In other research, Dr. David Watts reviewed the hair trace mineral reports of thousands of women and found that a pattern of elevated boron, copper and calcium levels with lower levels of zinc occurred in women with breast cancer. According to Dr. Watts, boron and copper appear to make the body more sensitive to the stimulatory effects of estrogen, and less responsive to the quieting effects of progesterone. Zinc is the mineral that aids in the production and utilization of progesterone, so this pattern of mineralization makes women less progesterone responsive and more estrogen sensitive. Raising zinc levels and lowering boron, copper and calcium levels can bring these women into mineral balance and help in the creation of hormonal balance.

The primary gene protecting women from breast cancer, p53, is thought to be the most frequently mutated or altered gene in the development of cancer.
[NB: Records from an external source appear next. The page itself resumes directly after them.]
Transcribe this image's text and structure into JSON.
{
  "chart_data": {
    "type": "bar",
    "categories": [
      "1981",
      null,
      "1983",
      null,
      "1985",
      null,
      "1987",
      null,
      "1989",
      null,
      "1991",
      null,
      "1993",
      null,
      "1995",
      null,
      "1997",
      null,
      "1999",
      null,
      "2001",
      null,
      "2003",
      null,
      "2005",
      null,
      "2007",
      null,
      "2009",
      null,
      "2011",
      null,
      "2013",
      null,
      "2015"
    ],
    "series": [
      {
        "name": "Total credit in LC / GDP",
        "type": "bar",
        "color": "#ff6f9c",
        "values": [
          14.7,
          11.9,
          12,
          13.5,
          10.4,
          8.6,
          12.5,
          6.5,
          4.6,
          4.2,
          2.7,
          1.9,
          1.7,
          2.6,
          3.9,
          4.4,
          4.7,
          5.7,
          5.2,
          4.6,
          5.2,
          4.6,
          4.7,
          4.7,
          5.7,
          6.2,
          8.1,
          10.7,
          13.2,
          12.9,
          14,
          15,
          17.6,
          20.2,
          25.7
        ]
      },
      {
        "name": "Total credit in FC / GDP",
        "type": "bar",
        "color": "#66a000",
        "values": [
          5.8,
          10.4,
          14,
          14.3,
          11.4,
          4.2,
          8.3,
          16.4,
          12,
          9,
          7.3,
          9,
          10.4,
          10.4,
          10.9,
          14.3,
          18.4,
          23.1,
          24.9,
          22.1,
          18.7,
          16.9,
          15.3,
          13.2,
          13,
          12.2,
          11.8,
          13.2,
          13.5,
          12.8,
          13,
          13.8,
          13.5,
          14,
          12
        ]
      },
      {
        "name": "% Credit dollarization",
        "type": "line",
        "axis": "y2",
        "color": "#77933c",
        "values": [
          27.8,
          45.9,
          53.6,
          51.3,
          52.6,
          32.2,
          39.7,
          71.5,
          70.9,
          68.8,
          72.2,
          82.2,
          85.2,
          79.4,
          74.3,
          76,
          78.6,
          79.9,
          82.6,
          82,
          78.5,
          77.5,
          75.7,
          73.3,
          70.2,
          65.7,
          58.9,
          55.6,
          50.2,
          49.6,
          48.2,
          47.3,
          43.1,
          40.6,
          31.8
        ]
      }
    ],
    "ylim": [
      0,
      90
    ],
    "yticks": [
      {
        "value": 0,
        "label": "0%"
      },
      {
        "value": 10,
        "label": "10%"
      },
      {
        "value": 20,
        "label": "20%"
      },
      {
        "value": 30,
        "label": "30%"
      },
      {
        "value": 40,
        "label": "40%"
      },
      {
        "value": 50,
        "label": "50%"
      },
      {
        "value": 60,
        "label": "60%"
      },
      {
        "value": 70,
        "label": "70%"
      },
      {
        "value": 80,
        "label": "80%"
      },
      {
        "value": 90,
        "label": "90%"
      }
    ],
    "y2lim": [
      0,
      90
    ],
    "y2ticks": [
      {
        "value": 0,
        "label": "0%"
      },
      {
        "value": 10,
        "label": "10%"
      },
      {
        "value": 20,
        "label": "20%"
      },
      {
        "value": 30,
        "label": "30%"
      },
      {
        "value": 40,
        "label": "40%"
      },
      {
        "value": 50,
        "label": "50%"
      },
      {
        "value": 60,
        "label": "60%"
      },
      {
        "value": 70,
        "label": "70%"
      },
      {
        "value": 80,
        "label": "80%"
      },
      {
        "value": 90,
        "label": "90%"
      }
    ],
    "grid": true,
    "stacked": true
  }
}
This gene requires zinc, and if it is missing, the gene becomes mutated, resulting in it becoming inactivated or suppressed. Dysfunction of p53 is well documented in the development of breast cancer, indicating that a zinc deficiency is a risk factor for breast cancer independent of the levels of boron, copper and calcium.

Zinc is important in prostate gland function and may help prevent and treat prostate cancer. It has another important role in the lives of women too. Zinc is required for protein synthesis and collagen formation. Without adequate levels of zinc, skin begins to sag and lose its elasticity. The optimal balance ratio for copper and zinc is 1 to 10 according to nutrition experts Phyllis Balch CNC and James Balch M.D.

In addition to sagging skin, deficiency of zinc may result in the loss of the senses of taste and smell. It can cause fingernails to become thin, peel and develop white spots. Other possible signs of zinc deficiency for women include hair loss, high cholesterol levels, impaired night vision, increased susceptibility to infection, memory impairment, diabetes, skin lesions, and slow wound healing.

The Prostate Gland

The prostate gland has one of the highest concentrations of zinc in the body. In general, low levels of zinc in the prostate appear to be associated with diseases of the gland. Zinc supplementation has been shown to reduce the size of the prostate and symptoms of benign prostatic hypertrophy (BPH) in the majority of patients. Zinc also inhibits the binding of androgens to receptors in the prostate gland, an action that may play a role in the prevention of prostate cancer and other diseases of the prostate gland.

Other Protective Functions

Aside from its support of the immune system, zinc may protect the body in a variety of other ways. For instance, zinc has been shown to protect the liver from damage due to poisoning from the common cleaning solvent carbon tetrachloride.

Zinc is also known to prevent the absorption of lead and cadmium, which we may be exposed to through our drinking water, car and bus exhaust fumes, and many other environmental factors. Through its influence on cell membrane stability, zinc may even help protect us from substances known to contribute to cancer, heart disease, and a variety of other disorders. Zinc is an essential component of super-oxide dismutase (SOD), an antioxidant made by the body to combat free radicals.


These statements have not been evaluated by FDA and are not intended to prevent, cure or treat disease.